Receiver operating characteristic (ROC) analyses were used to test the ability of plasma markers in distinguishing MSA and related disorders. The accuracy for differential diagnosis was quantified as the area under the curve (AUC) and the values of sensitivity and specificity. To examine if different multimodal combinations of variables were superior to unimodal metrics, all tested plasma markers were entered into the binary logistic regression models to obtain probabilities for each individual. The desired biomarker panel was determined when the lowest Akaike information criterion value was obtained during a reverse stepwise regression procedure. A nomogram based on logistic regressions was also developed to test the risk of being diagnosed as MSA.

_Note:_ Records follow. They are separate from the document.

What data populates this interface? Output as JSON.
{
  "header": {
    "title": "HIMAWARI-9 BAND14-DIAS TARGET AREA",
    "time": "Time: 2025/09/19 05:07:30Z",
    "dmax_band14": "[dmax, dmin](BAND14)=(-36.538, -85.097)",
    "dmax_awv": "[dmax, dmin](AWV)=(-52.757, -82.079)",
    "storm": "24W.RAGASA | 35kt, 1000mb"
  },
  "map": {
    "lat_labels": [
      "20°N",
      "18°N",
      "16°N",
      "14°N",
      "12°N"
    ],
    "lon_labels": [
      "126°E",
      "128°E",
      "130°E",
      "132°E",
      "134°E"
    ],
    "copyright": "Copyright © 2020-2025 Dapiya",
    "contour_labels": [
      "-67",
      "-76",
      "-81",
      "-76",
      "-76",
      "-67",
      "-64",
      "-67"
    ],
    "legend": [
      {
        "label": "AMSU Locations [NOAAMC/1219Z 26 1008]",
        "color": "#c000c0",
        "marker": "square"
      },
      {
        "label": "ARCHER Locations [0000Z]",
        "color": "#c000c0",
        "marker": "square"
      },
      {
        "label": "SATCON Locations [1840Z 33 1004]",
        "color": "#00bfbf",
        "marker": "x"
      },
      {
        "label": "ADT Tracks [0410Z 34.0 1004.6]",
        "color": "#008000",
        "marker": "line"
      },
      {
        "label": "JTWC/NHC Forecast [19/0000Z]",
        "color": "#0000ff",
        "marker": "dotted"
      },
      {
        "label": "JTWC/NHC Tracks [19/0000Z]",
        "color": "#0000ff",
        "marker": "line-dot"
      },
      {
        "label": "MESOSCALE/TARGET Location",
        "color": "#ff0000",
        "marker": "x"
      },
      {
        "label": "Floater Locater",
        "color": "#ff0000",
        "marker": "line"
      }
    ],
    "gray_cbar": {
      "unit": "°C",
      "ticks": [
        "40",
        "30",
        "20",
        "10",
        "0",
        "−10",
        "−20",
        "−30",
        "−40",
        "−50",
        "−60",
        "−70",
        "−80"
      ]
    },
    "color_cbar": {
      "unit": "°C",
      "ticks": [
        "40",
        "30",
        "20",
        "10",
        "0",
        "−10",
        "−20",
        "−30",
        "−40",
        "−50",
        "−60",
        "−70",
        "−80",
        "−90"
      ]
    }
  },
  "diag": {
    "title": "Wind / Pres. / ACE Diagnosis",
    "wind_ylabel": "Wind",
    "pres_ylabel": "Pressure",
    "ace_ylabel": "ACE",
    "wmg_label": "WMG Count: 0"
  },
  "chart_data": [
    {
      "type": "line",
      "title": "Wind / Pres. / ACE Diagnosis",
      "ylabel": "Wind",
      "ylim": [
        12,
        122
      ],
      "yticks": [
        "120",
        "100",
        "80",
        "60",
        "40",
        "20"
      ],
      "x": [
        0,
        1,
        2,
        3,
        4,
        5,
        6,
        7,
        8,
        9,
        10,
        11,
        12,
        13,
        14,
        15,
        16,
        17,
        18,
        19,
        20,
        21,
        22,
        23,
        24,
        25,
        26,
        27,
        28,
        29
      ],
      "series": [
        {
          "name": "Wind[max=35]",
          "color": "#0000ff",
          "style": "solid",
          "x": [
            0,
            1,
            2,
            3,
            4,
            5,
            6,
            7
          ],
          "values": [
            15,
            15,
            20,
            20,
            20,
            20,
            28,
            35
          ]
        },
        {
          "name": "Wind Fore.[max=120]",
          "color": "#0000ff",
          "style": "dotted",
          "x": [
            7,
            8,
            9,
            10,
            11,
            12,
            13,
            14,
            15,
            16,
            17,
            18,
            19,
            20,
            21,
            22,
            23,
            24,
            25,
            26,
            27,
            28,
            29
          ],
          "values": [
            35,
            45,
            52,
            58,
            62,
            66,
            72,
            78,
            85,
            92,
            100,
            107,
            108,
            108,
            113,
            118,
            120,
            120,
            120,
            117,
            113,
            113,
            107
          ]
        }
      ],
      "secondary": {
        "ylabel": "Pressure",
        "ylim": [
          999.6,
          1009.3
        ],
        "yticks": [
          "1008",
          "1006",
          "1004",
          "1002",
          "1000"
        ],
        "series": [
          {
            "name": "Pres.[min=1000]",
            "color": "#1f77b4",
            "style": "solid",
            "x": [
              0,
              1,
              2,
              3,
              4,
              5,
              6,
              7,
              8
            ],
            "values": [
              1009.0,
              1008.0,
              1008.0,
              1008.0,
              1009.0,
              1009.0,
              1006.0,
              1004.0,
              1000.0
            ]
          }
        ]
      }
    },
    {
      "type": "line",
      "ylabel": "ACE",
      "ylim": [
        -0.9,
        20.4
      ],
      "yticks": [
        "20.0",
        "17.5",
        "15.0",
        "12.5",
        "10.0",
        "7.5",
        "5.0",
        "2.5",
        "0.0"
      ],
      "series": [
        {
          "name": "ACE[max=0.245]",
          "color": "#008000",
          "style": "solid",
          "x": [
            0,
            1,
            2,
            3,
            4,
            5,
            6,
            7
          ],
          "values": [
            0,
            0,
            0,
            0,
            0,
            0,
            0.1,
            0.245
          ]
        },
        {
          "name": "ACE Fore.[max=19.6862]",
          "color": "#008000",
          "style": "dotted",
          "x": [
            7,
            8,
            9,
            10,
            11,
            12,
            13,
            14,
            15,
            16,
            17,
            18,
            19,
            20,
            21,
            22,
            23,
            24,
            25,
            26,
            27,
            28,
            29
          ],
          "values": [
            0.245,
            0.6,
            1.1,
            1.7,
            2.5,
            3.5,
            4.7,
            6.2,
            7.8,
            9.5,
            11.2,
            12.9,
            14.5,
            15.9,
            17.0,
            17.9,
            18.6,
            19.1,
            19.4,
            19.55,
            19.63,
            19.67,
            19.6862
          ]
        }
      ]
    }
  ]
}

Associations of plasma markers with clinical scales were explored using multiple linear regressions after accounting for age and sex. Next, the relationships between significant markers and imaging features were also analyzed via multiple linear regressions (MRI analyses: adjusting for intracranial volumes; PET analyses: adjusting for age and sex). All variables entering the regression models were standardized by Z-scale beforehand using the “scale” function in R software, where z = (x-u)/s, u represents the sample mean and s represents the sample standard deviation. Furthermore, to examine whether the relationships of plasma markers with clinical phenotypes were mediated by neuroimaging indices, mediation analyses were performed. Mediation analyses were established if: (1) plasma markers were related to cerebral volumes; (2) plasma markers were related to clinical scales; (3) cerebral volumes were related to clinical scales; and (4) the associations of plasma markers with clinical scales were attenuated when cerebral volumes (the mediator) were added in the regression model. The mediation or indirect effect was estimated via the “mediate” R package, with the significance determined using 10,000 bootstrapped iterations, where the path of the model was controlled for age and sex.

All statistical analyses were carried out using R version 4.1.2 (http://www.r-project.org/). A two-tailed p-value <0.05 was deemed statistically significant. If corrections for multiple comparisons were considered, a more conservative significance level based on false discovery rate (FDR) correction was applied.